Safeway's plan capitalizes on two key insights gained in 2005. The first is that 70% of all health-care costs are the direct result of behavior. The second insight, which is well understood by the providers of health care, is that 74% of all costs are confined to four chronic conditions (cardiovascular disease, cancer, diabetes and obesity). Furthermore, 80% of cardiovascular disease and diabetes is preventable, 60% of cancers are preventable, and more than 90% of obesity is preventable.

... As with most employers, Safeway's employees pay a portion of their own health care through premiums, co-pays and deductibles. The big difference between Safeway and most employers is that we have pronounced differences in premiums that reflect each covered member's behaviors. Our plan utilizes a provision in the 1996 Health Insurance Portability and Accountability Act that permits employers to differentiate premiums based on behaviors. Currently we are focused on tobacco usage, healthy weight, blood pressure and cholesterol levels.

Safeway's Healthy Measures program is completely voluntary and currently covers 74% of the insured nonunion work force. Employees are tested for the four measures cited above and receive premium discounts off a "base level" premium for each test they pass. Data is collected by outside parties and not shared with company management. If they pass all four tests, annual premiums are reduced $780 for individuals and $1,560 for families. Should they fail any or all tests, they can be tested again in 12 months. If they pass or have made appropriate progress on something like obesity, the company provides a refund equal to the premium differences established at the beginning of the plan year.

Not only have these incentives saved employees a lot of money, they've also dramatically improved employee health.

Our obesity and smoking rates are roughly 70% of the national average and our health-care costs for four years have been held constant.

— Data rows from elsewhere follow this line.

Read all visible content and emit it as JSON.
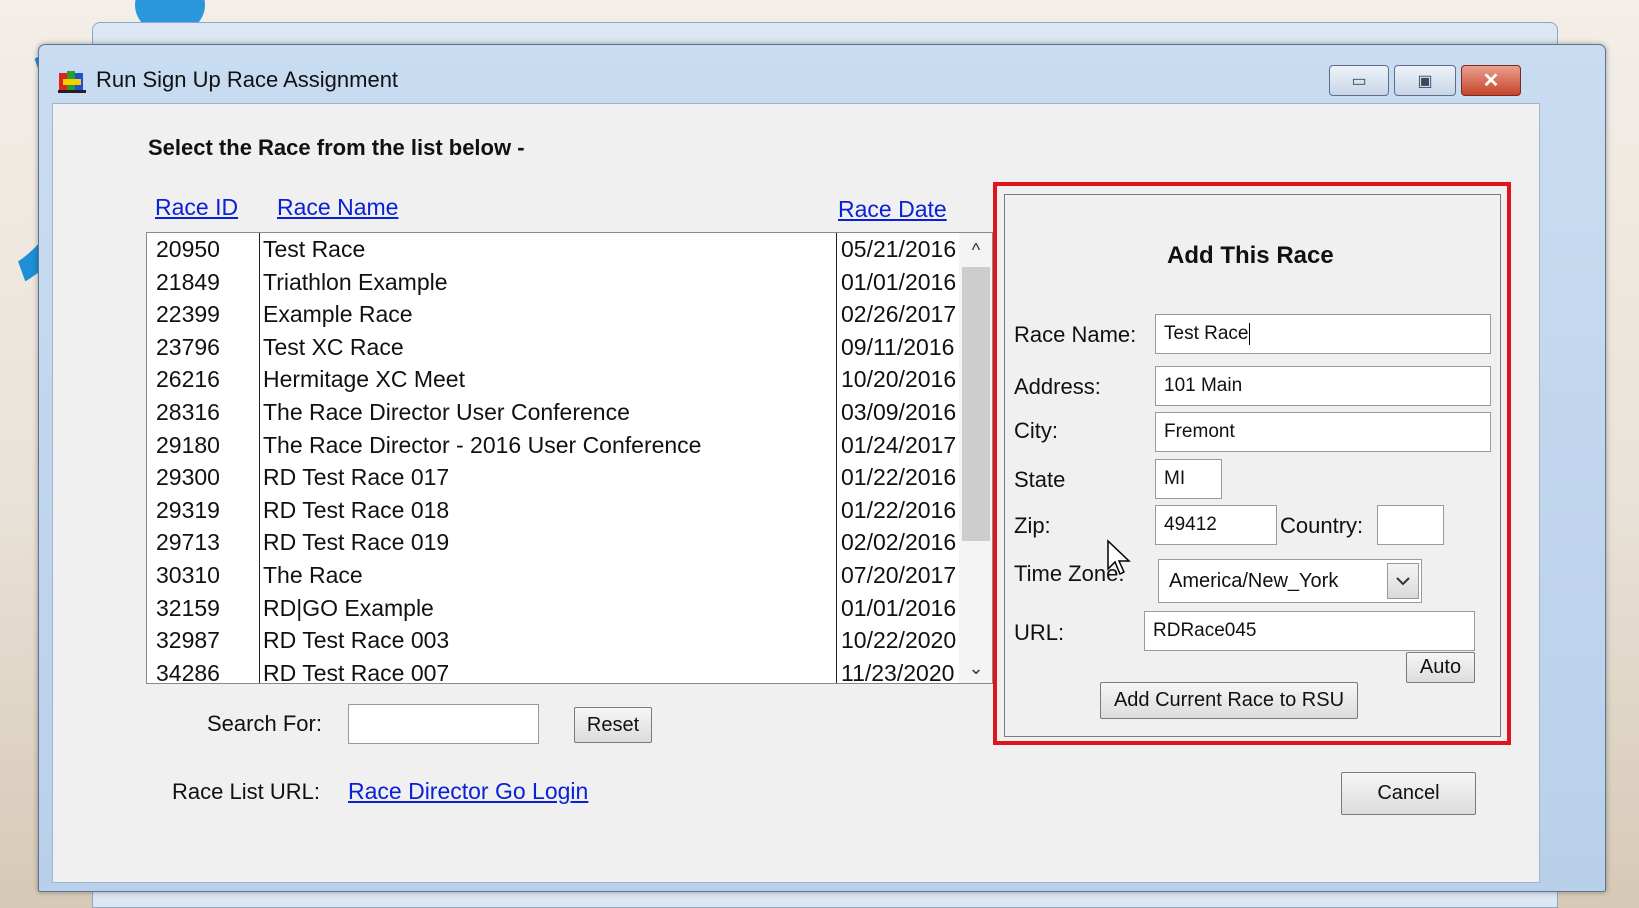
{
  "window": {
    "title": "Run Sign Up Race Assignment",
    "minimize_glyph": "▭",
    "maximize_glyph": "▣",
    "close_glyph": "✕"
  },
  "instruction": "Select the Race from the list below -",
  "columns": {
    "race_id": "Race ID",
    "race_name": "Race Name",
    "race_date": "Race Date"
  },
  "races": [
    {
      "id": "20950",
      "name": "Test Race",
      "date": "05/21/2016"
    },
    {
      "id": "21849",
      "name": "Triathlon Example",
      "date": "01/01/2016"
    },
    {
      "id": "22399",
      "name": "Example Race",
      "date": "02/26/2017"
    },
    {
      "id": "23796",
      "name": "Test XC Race",
      "date": "09/11/2016"
    },
    {
      "id": "26216",
      "name": "Hermitage XC Meet",
      "date": "10/20/2016"
    },
    {
      "id": "28316",
      "name": "The Race Director User Conference",
      "date": "03/09/2016"
    },
    {
      "id": "29180",
      "name": "The Race Director - 2016 User Conference",
      "date": "01/24/2017"
    },
    {
      "id": "29300",
      "name": "RD Test Race 017",
      "date": "01/22/2016"
    },
    {
      "id": "29319",
      "name": "RD Test Race 018",
      "date": "01/22/2016"
    },
    {
      "id": "29713",
      "name": "RD Test Race 019",
      "date": "02/02/2016"
    },
    {
      "id": "30310",
      "name": "The Race",
      "date": "07/20/2017"
    },
    {
      "id": "32159",
      "name": "RD|GO Example",
      "date": "01/01/2016"
    },
    {
      "id": "32987",
      "name": "RD Test Race 003",
      "date": "10/22/2020"
    },
    {
      "id": "34286",
      "name": "RD Test Race 007",
      "date": "11/23/2020"
    }
  ],
  "scroll": {
    "up_glyph": "^",
    "down_glyph": "⌄"
  },
  "search": {
    "label": "Search For:",
    "value": "",
    "reset_label": "Reset"
  },
  "race_list_url": {
    "label": "Race List URL:",
    "link_text": "Race Director Go Login"
  },
  "add_race": {
    "title": "Add This Race",
    "race_name_label": "Race Name:",
    "race_name_value": "Test Race",
    "address_label": "Address:",
    "address_value": "101 Main",
    "city_label": "City:",
    "city_value": "Fremont",
    "state_label": "State",
    "state_value": "MI",
    "zip_label": "Zip:",
    "zip_value": "49412",
    "country_label": "Country:",
    "country_value": "",
    "timezone_label": "Time Zone:",
    "timezone_value": "America/New_York",
    "url_label": "URL:",
    "url_value": "RDRace045",
    "auto_label": "Auto",
    "add_button_label": "Add Current Race to RSU"
  },
  "cancel_label": "Cancel",
  "colors": {
    "highlight": "#e0141b",
    "link": "#0a21d8"
  }
}
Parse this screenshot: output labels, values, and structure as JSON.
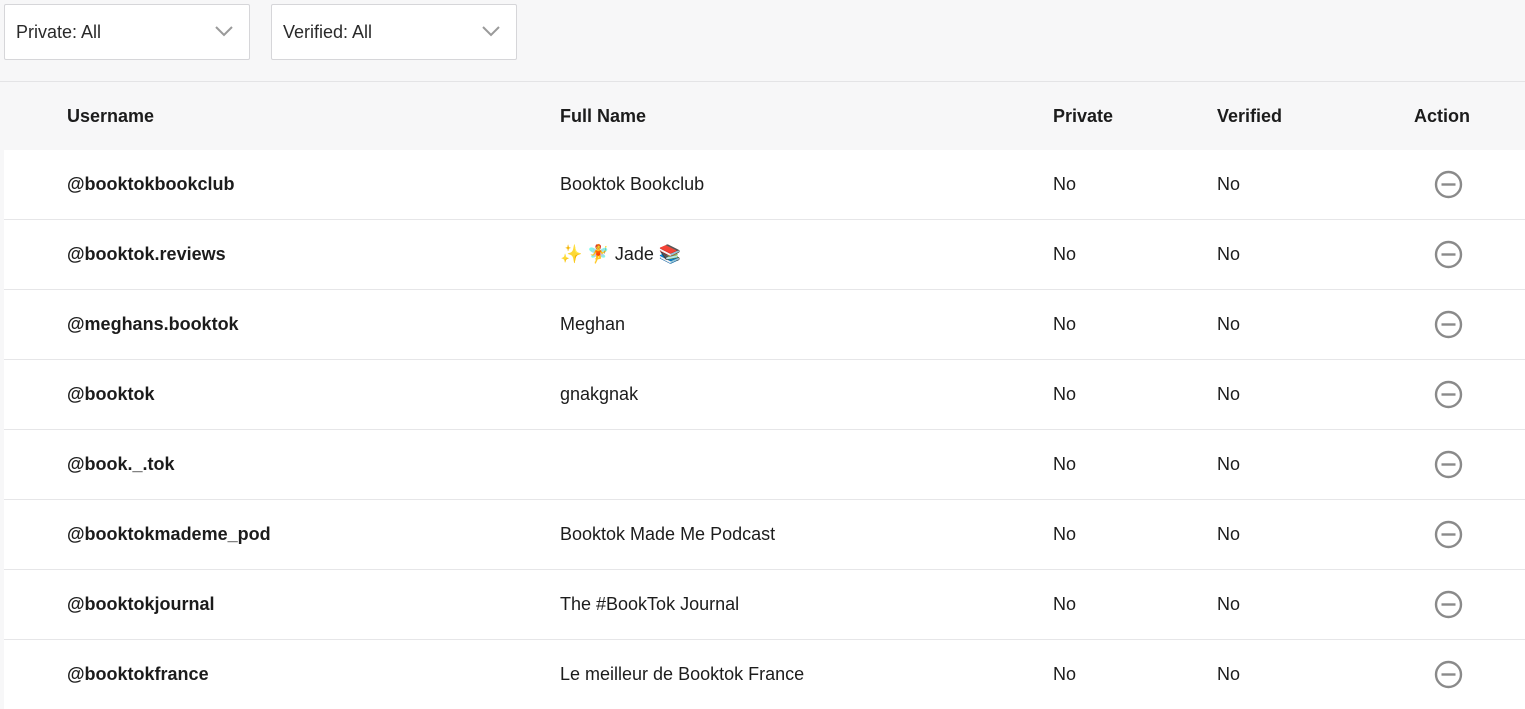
{
  "filters": {
    "private_label": "Private: All",
    "verified_label": "Verified: All"
  },
  "table": {
    "headers": {
      "username": "Username",
      "full_name": "Full Name",
      "private": "Private",
      "verified": "Verified",
      "action": "Action"
    },
    "rows": [
      {
        "username": "@booktokbookclub",
        "full_name": "Booktok Bookclub",
        "private": "No",
        "verified": "No"
      },
      {
        "username": "@booktok.reviews",
        "full_name": "✨ 🧚 Jade 📚",
        "private": "No",
        "verified": "No"
      },
      {
        "username": "@meghans.booktok",
        "full_name": "Meghan",
        "private": "No",
        "verified": "No"
      },
      {
        "username": "@booktok",
        "full_name": "gnakgnak",
        "private": "No",
        "verified": "No"
      },
      {
        "username": "@book._.tok",
        "full_name": "",
        "private": "No",
        "verified": "No"
      },
      {
        "username": "@booktokmademe_pod",
        "full_name": "Booktok Made Me Podcast",
        "private": "No",
        "verified": "No"
      },
      {
        "username": "@booktokjournal",
        "full_name": "The #BookTok Journal",
        "private": "No",
        "verified": "No"
      },
      {
        "username": "@booktokfrance",
        "full_name": "Le meilleur de Booktok France",
        "private": "No",
        "verified": "No"
      }
    ],
    "action_icon": "minus-circle-icon"
  },
  "colors": {
    "background": "#f7f7f8",
    "row_background": "#ffffff",
    "icon_gray": "#8a8a8a"
  }
}
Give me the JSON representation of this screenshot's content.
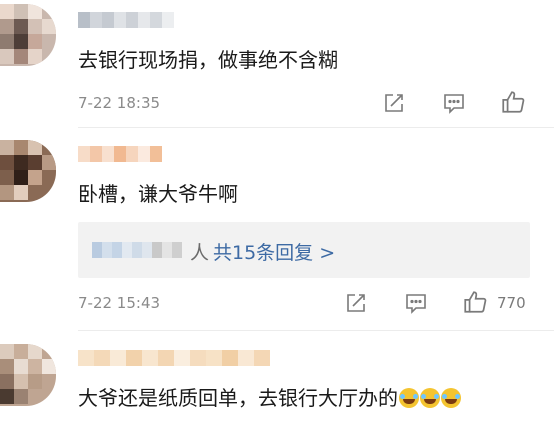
{
  "comments": [
    {
      "text": "去银行现场捐，做事绝不含糊",
      "time": "7-22 18:35",
      "likes": ""
    },
    {
      "text": "卧槽，谦大爷牛啊",
      "time": "7-22 15:43",
      "likes": "770",
      "reply_person": "人",
      "reply_link": "共15条回复 >"
    },
    {
      "text": "大爷还是纸质回单，去银行大厅办的",
      "emoji": [
        "laugh-cry-emoji",
        "laugh-cry-emoji",
        "laugh-cry-emoji"
      ]
    }
  ],
  "icons": {
    "share": "share-icon",
    "comment": "comment-icon",
    "like": "thumbs-up-icon"
  },
  "colors": {
    "link": "#3d6aa4",
    "time": "#8a8a8a",
    "reply_bg": "#f2f2f2"
  }
}
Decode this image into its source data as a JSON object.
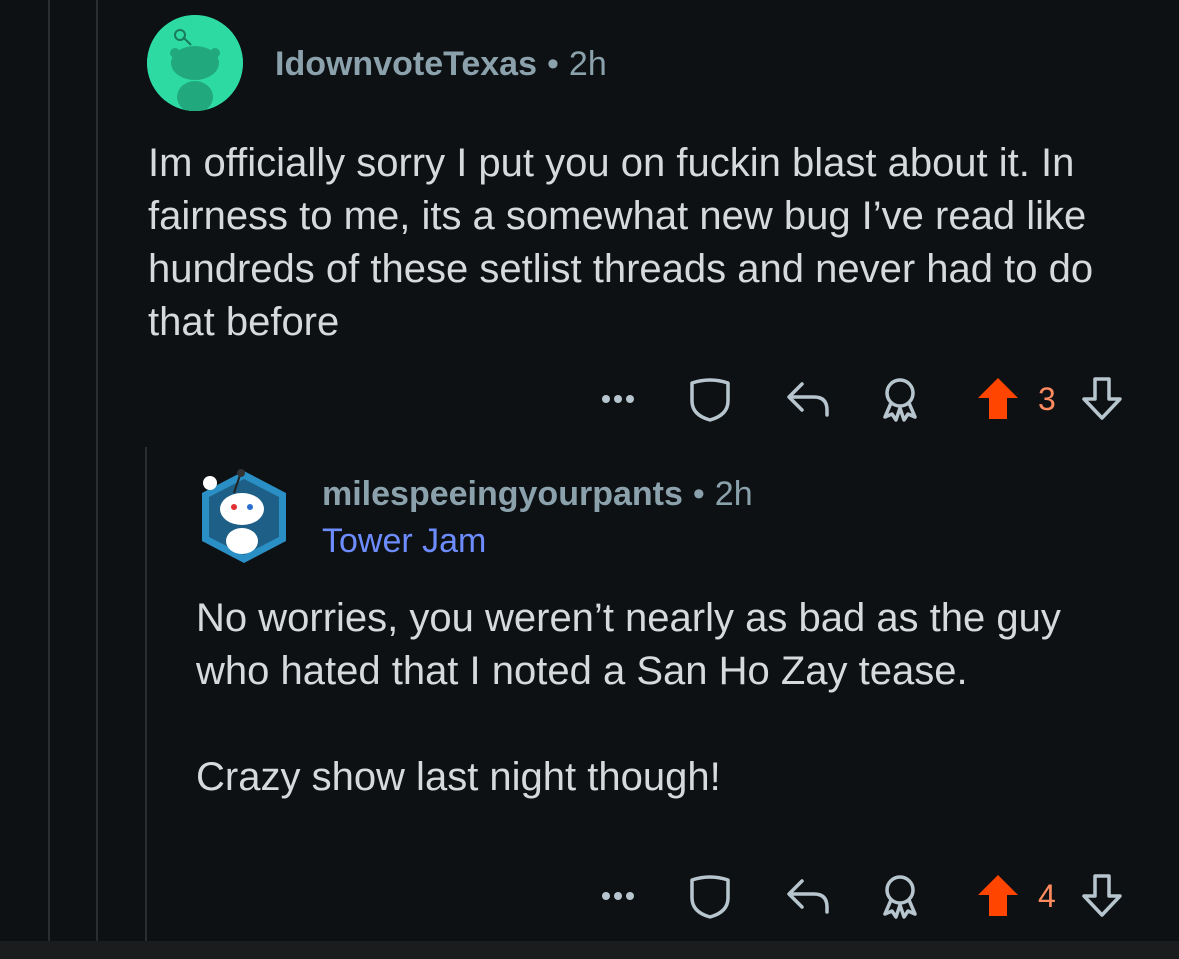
{
  "comments": [
    {
      "username": "IdownvoteTexas",
      "separator": "•",
      "time": "2h",
      "avatar_icon": "snoo-avatar-icon",
      "body": "Im officially sorry I put you on fuckin blast about it. In fairness to me, its a somewhat new bug I’ve read like hundreds of these setlist threads and never had to do that before",
      "score": "3",
      "upvoted": true
    },
    {
      "username": "milespeeingyourpants",
      "separator": "•",
      "time": "2h",
      "flair": "Tower Jam",
      "avatar_icon": "snoo-hex-avatar-icon",
      "body_paragraphs": [
        "No worries, you weren’t nearly as bad as the guy who hated that I noted a San Ho Zay tease.",
        "Crazy show last night though!"
      ],
      "score": "4",
      "upvoted": true
    }
  ],
  "colors": {
    "background": "#0e1113",
    "username": "#8ba2ad",
    "flair": "#6d8cff",
    "upvote": "#ff4500",
    "score": "#ff8b60",
    "icon": "#b7c6ce"
  }
}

When surveyed, 78% of our employees rated our plan good, very good or excellent.

Safeway would like to make their program even better. But the Federal government won't let them.

Today, we are constrained by current laws from increasing these incentives. We reward plan members $312 per year for not using tobacco, yet the annual cost of insuring a tobacco user is $1,400. Reform legislation needs to raise the federal legal limits so that incentives can better match the true incremental benefit of not engaging in these unhealthy behaviors. If these limits are appropriately increased, I am confident Safeway's per capita health-care costs will decline for at least another five years as our work force becomes healthier.

That's reform that won't cost taxpayers anything. That's reform that will actually "bend the cost curve" and reduce the cost of insurance. That's reform that will improve health not just finances.

Why isn't Washington working on that kind of reform? Why does Washington prevent insurance companies and employers from offering more of those incentives?